New becomes familiar, familiar becomes practiced.
A few other things that can help:
- Remind yourself, “Not bad, just new.” Say this to yourself after you send the pitch, raise your prices, or make the direct ask. Maybe the discomfort you're feeling isn't a sign that you're “out of alignment” or doing something wrong, maybe you're simply uncomfortable because you don't know what happens next.
- Have a practice that honours what's coming up for you. When I'm working on something challenging I have an open notebook at my desk and any time my brain loops or yells as me, I write it down. Getting my inner narrative outside my body helps with perspective and reminds me that this voice is not all of me.
- Create systems and structures that help you show up. New territory, new rules. We’re great at tearing down but not so good at building up. So you’ve ditched a structure that doesn’t work for you, great. But what’s the new one you're building in it's place? Structure itself isn't bad—we need our spines and what would a leaf be without a branch to hold it? Create guidelines and guardrails that support you.

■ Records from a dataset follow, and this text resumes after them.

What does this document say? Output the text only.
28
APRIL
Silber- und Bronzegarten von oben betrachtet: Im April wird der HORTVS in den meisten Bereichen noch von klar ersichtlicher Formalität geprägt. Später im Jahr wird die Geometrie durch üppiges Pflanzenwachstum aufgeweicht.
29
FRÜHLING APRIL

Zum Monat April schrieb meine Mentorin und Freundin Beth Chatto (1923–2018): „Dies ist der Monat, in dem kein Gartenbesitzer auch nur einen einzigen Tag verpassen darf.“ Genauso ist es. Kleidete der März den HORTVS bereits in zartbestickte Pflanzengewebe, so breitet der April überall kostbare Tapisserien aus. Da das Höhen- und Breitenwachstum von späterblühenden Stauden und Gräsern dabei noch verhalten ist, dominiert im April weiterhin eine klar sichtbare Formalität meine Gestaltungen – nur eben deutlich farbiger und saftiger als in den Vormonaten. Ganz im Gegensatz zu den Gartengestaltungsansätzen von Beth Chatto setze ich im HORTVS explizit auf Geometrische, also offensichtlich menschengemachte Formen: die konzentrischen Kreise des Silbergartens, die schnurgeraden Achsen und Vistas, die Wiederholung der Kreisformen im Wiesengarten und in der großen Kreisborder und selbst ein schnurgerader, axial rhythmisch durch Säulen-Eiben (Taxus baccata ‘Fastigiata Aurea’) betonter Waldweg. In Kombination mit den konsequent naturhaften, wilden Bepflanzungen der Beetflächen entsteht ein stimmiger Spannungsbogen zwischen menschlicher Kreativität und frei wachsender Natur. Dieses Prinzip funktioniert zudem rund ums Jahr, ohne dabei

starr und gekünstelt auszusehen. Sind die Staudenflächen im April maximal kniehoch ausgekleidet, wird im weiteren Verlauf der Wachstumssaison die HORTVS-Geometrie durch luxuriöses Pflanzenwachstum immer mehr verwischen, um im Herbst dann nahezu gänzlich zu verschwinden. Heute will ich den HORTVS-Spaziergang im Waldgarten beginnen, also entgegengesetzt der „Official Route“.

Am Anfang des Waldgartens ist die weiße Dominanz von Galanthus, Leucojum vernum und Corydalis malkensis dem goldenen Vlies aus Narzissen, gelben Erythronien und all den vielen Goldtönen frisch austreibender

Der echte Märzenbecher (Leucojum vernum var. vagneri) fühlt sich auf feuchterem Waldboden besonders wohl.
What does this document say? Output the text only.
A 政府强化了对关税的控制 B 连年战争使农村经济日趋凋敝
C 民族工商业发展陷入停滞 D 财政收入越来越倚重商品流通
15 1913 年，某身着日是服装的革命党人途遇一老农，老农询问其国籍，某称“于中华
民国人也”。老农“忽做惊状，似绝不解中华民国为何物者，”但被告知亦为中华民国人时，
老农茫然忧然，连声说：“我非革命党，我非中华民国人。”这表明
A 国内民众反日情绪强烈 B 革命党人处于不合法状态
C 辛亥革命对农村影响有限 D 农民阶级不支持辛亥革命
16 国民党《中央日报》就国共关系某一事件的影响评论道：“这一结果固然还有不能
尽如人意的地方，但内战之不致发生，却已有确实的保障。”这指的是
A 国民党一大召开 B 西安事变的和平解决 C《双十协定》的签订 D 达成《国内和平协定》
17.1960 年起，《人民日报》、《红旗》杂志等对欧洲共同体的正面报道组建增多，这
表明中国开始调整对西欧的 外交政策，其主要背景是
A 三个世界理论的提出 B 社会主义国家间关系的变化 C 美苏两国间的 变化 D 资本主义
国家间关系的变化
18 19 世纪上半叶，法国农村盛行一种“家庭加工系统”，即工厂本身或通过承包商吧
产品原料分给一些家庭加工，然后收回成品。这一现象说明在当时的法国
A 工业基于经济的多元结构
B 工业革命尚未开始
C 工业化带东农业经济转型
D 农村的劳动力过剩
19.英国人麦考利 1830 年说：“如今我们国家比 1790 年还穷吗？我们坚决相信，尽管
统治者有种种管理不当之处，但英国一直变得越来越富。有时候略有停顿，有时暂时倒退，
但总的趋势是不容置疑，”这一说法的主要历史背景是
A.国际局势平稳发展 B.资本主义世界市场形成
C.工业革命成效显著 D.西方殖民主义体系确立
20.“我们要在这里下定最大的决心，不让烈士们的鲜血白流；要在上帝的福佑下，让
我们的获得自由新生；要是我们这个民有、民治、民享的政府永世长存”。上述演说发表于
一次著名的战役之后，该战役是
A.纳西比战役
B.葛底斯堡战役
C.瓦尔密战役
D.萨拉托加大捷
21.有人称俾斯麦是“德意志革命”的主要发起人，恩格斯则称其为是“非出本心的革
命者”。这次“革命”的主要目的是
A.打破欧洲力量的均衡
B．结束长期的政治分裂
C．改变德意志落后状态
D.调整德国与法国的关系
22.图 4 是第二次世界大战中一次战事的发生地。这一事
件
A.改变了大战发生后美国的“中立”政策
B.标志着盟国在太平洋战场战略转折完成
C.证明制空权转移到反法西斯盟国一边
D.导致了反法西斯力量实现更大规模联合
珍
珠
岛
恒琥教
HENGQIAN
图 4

- Not putting a value judgement on ease. The part of me that congratulates myself for feeling “good” or “healed” or “normal” or “solved” is the same part of me that rips myself down when I'm feeling anything but. Enjoy ease. Enjoy stability. But be mindful of any morality you attach to it.
Not bad, just new.
That's the line I want to leave us with.
Whatever new or different or uncomfortable thing you're navigating right now… can you simply be with the information as it comes?